L’article 5.4 du règlement intérieur prévoit deux types de contrôle .

  L’avocat (article 5.4.4) peut demander expressément l’autorisation de réaliser la publicité qu’il envisage.

  Il peut aussi (article 5.4.5) se contenter de déposer le projet de sa publicité à l’ordre; il lui est donné récépissé de ce dépôt par l’attribution d’un numéro ; il peut alors réaliser la publicité.

  En pratique et en cas de difficulté, le membre du conseil de l’Ordre délégué par le bâtonnier pour surveiller la publicité (sans que cela puisse être assimilé à un contrôle a priori) prend contact avec l’avocat requérant et lui signale en les lui expliquant les difficultés que pose son projet.

  L’expérience prouve que cette méthode est parfaitement adaptée à la situation actuelle du barreau ; en premier lieu parce que le nombre de publicités déposées n’est pas très important et en second lieu parce que les avocats acceptent les recommandations qui leur sont faites qui généralement améliorent leurs messages publicitaires.

  Le Conseil national des barreaux dans les propositions d’harmonisation qu’il va soumettre à son assemblée générale a retenu cette procédure.

 

Il existe des barreaux (comme celui des Hauts de Seine) où il n’y a pas de dépôt et où le contrôle se fait lorsque le conseil a d’une façon ou d’une autre connaissance de la publicité des avocats de son Barreau.

  Un choix pourrait être fait entre ce contrôle effectué exclusivement a posteriori et la procédure de dépôt en vigueur au barreau de Paris et dans d’autres barreaux français.

  En réalité c’est une question de quantité de publicité.

  Les rapporteurs soussignés estiment en effet qu’un jour viendra où il ne sera matériellement plus possible de mettre en œuvre le contrôle actuellement réalisé lors de la procédure de dépôt de telle sorte que l’attribution du numéro sera complètement automatique ce qui lui retirera une partie de son intérêt.

  Aucune modification n’est suggérée de ce chef.

 

  La particularité des plaques d’immeuble

  L’apposition d’une plaque à l’extérieur de l’immeuble où exerce l’avocat est actuellement soumise à l’autorisation du conseil de l’ordre.

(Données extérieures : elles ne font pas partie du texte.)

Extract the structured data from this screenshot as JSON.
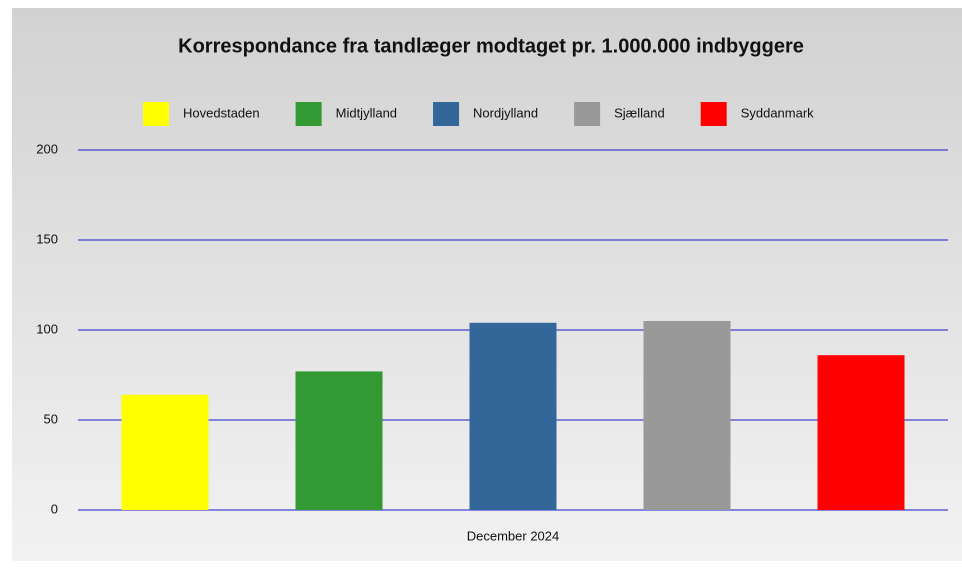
{
  "chart_data": {
    "type": "bar",
    "title": "Korrespondance fra tandlæger modtaget pr. 1.000.000 indbyggere",
    "categories": [
      "December 2024"
    ],
    "series": [
      {
        "name": "Hovedstaden",
        "color": "#ffff00",
        "values": [
          64
        ]
      },
      {
        "name": "Midtjylland",
        "color": "#339933",
        "values": [
          77
        ]
      },
      {
        "name": "Nordjylland",
        "color": "#336699",
        "values": [
          104
        ]
      },
      {
        "name": "Sjælland",
        "color": "#999999",
        "values": [
          105
        ]
      },
      {
        "name": "Syddanmark",
        "color": "#ff0000",
        "values": [
          86
        ]
      }
    ],
    "ylim": [
      0,
      200
    ],
    "yticks": [
      0,
      50,
      100,
      150,
      200
    ],
    "grid": true,
    "legend": "top"
  }
}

  Ce contrôle, généralement méconnu de la plupart des avocats qui apposent des plaques sans solliciter d’autorisation, et qui a l’intérêt de permettre au membre du conseil de l’ordre responsable de rappeler à l’avocat l’obligation qu’il a de s’assurer de l’autorisation préalable du syndicat des copropriétaires, pourrait être aligné sur le régime général de la publicité.